Mabel Normand would be off the screen for two years before she attempted a comeback at Hal Roach that was brought about by her friend F. Richard Jones, who had left Sennett and become Roach’s Director-General. Normand made five comedies for Roach, and though they were popular with audiences, and fine comedies, Normand was forced to retire in early 1927 due to her contracting Tuberculosis, and died in 1930 at the age of 37.

For many years, the only surviving Mabel Normand starring features were those that bracketed both ends of her feature career, and both produced by Mack Sennett: MICKEY (1917) and THE EXTRA GIRL (1923).
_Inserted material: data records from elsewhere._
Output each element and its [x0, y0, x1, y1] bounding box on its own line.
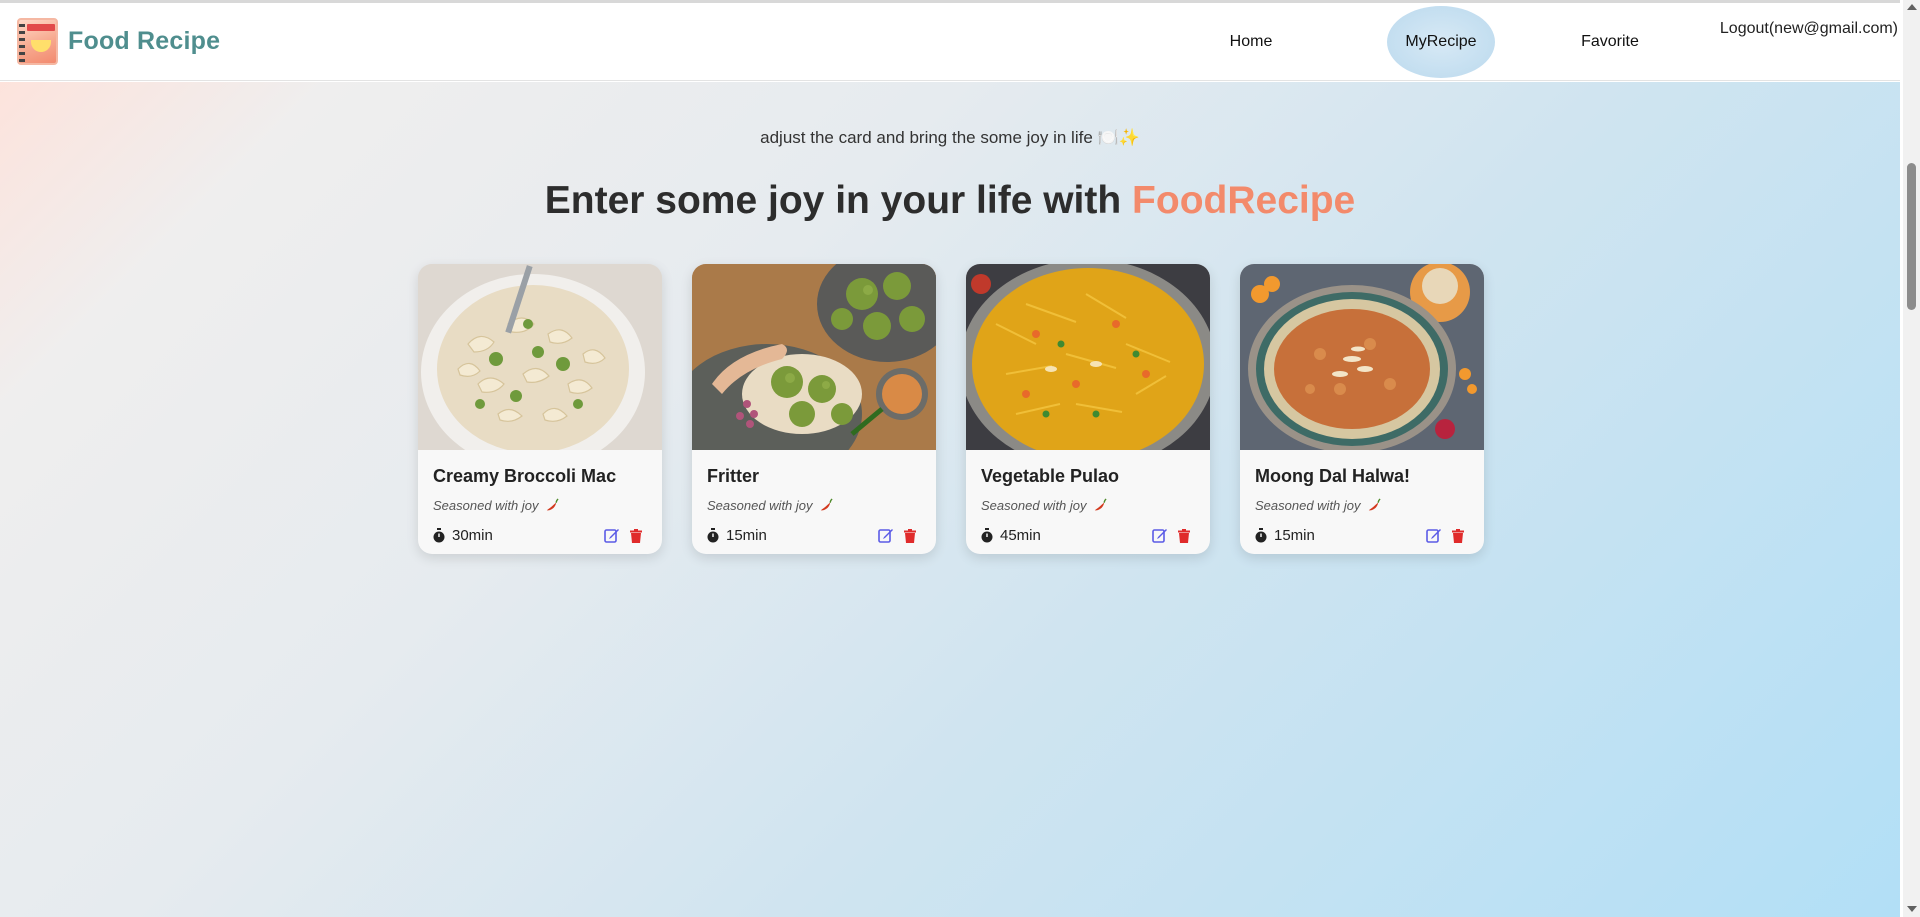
edit-icon[interactable]	[1426, 527, 1442, 543]
recipe-title: Moong Dal Halwa!	[1255, 466, 1411, 486]
trash-icon[interactable]	[630, 529, 642, 543]
stopwatch-icon	[1255, 528, 1267, 543]
headline-brand: FoodRecipe	[1132, 179, 1356, 222]
trash-icon[interactable]	[1452, 529, 1464, 543]
recipe-time-text: 15min	[1274, 527, 1315, 544]
fritter-photo[interactable]	[692, 264, 936, 450]
recipe-card[interactable]: Fritter Seasoned with joy 15min	[692, 264, 936, 554]
nav-home[interactable]: Home	[1200, 6, 1302, 78]
brand[interactable]: Food Recipe	[17, 18, 220, 65]
brand-name: Food Recipe	[68, 27, 221, 55]
scroll-up-arrow-icon[interactable]	[1907, 4, 1917, 10]
recipe-subtitle-text: Seasoned with joy	[981, 498, 1087, 513]
recipe-subtitle: Seasoned with joy	[707, 498, 833, 513]
headline-prefix: Enter some joy in your life with	[544, 179, 1133, 222]
recipe-subtitle: Seasoned with joy	[981, 498, 1107, 513]
recipe-subtitle-text: Seasoned with joy	[1255, 498, 1361, 513]
navbar: Food Recipe Home MyRecipe Favorite Logou…	[0, 3, 1900, 81]
recipe-time-text: 30min	[452, 527, 493, 544]
page: Food Recipe Home MyRecipe Favorite Logou…	[0, 0, 1900, 917]
broccoli-mac-photo[interactable]	[418, 264, 662, 450]
nav-favorite[interactable]: Favorite	[1560, 6, 1660, 78]
vertical-scrollbar[interactable]	[1903, 0, 1920, 917]
recipe-time: 15min	[706, 527, 767, 544]
hero-tagline: adjust the card and bring the some joy i…	[760, 128, 1140, 147]
hero-headline: Enter some joy in your life with FoodRec…	[0, 179, 1900, 223]
scrollbar-thumb[interactable]	[1907, 163, 1916, 310]
recipe-time: 30min	[432, 527, 493, 544]
stopwatch-icon	[433, 528, 445, 543]
recipe-subtitle-text: Seasoned with joy	[707, 498, 813, 513]
nav-logout[interactable]: Logout(new@gmail.com)	[1705, 6, 1900, 38]
edit-icon[interactable]	[1152, 527, 1168, 543]
recipe-card[interactable]: Moong Dal Halwa! Seasoned with joy 15min	[1240, 264, 1484, 554]
stopwatch-icon	[981, 528, 993, 543]
chili-pepper-icon	[1094, 498, 1107, 511]
recipe-time-text: 45min	[1000, 527, 1041, 544]
recipe-title: Vegetable Pulao	[981, 466, 1120, 486]
stopwatch-icon	[707, 528, 719, 543]
nav-my-recipe[interactable]: MyRecipe	[1387, 6, 1495, 78]
recipe-book-icon	[17, 18, 58, 65]
recipe-time: 15min	[1254, 527, 1315, 544]
chili-pepper-icon	[546, 498, 559, 511]
recipe-card[interactable]: Vegetable Pulao Seasoned with joy 45min	[966, 264, 1210, 554]
chili-pepper-icon	[1368, 498, 1381, 511]
chili-pepper-icon	[820, 498, 833, 511]
recipe-subtitle: Seasoned with joy	[433, 498, 559, 513]
recipe-subtitle-text: Seasoned with joy	[433, 498, 539, 513]
scroll-down-arrow-icon[interactable]	[1907, 906, 1917, 912]
recipe-time: 45min	[980, 527, 1041, 544]
hero-section: adjust the card and bring the some joy i…	[0, 82, 1900, 917]
recipe-title: Fritter	[707, 466, 760, 486]
edit-icon[interactable]	[604, 527, 620, 543]
trash-icon[interactable]	[1178, 529, 1190, 543]
recipe-card-grid: Creamy Broccoli Mac Seasoned with joy 30…	[418, 264, 1484, 554]
recipe-time-text: 15min	[726, 527, 767, 544]
trash-icon[interactable]	[904, 529, 916, 543]
pulao-photo[interactable]	[966, 264, 1210, 450]
halwa-photo[interactable]	[1240, 264, 1484, 450]
recipe-subtitle: Seasoned with joy	[1255, 498, 1381, 513]
edit-icon[interactable]	[878, 527, 894, 543]
recipe-card[interactable]: Creamy Broccoli Mac Seasoned with joy 30…	[418, 264, 662, 554]
recipe-title: Creamy Broccoli Mac	[433, 466, 617, 486]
As the years have passes, several more have emerged, including her Goldwyn features THE FLOOR BELOW (1919), WHAT HAPPENED TO ROSA (1921), and HEAD OVER HEELS (1922), as well as her two other late Sennett features, MOLLY O (1921) and SUZANNA (1922). Finally her charm as a feature comedienne can begin to be fully appraised, and apart from the sameness of story already mentioned, Mabel Normand does indeed live up to her reputation as the screens first major comedienne. Though sadly already past her prime when she made THE EXTRA GIRL, there were rumors of drug addictions and the question of just how long she had indeed been suffering from tuberculosis before the fact was made public, the film gives her some of her best later opportunities as a genuine laugh-getter, and it remains a true charmer.

Another neat thing about our showing of THE EXTRA GIRL is the print we are going to see, which will bring happy nostalgia to all of we middle-aged film buffs who have Public Television to thank for introducing so many of us to the love of old film. THE EXTRA GIRL was preserved in the late 60’s from original negative materials by Film Distributor/Preservationist Paul Killiam, who then showcased it to the Nation as he did with so many other silent classics on his PBS television show, THE SILENT YEARS in 1972. Wonderfully tinted, and featuring a charming organ-score, THE EXTRA GIRL also had the good fortune, as did the rest of the films in that first season of the show, to be introduced by Orson Welles, for once dropping the cue cards (though he does consult his notes) and giving thoughtful, heartfelt reminiscences about the people from an era that, though he did not work in, got to know a number of it’s participants later on in the 1940’s when he was a Wunderkind among the Old Guard. And as it was a 90 minute/two-hour plus long series, depending on the film, with the six-reel EXTRA GIRL, we were treated to Welles narrating a lengthy and fun montage of Sennett clips to fill up that extra time.

THE SILENT YEARS brought so many of us before some great films of our past for the first time, and it was unfortunate that it was never repeated, or released on home video in their original form. Well, today, Cinevent happily presents THE EXTRA GIRL not only in a beautiful tinted print, but in the original SILENT YEARS presentation complete with words from Mr. Welles. How many of you out there will feel a sweet pang of remembrance when William Perry’s lovely opening theme emerges from the loudspeakers? Enjoy.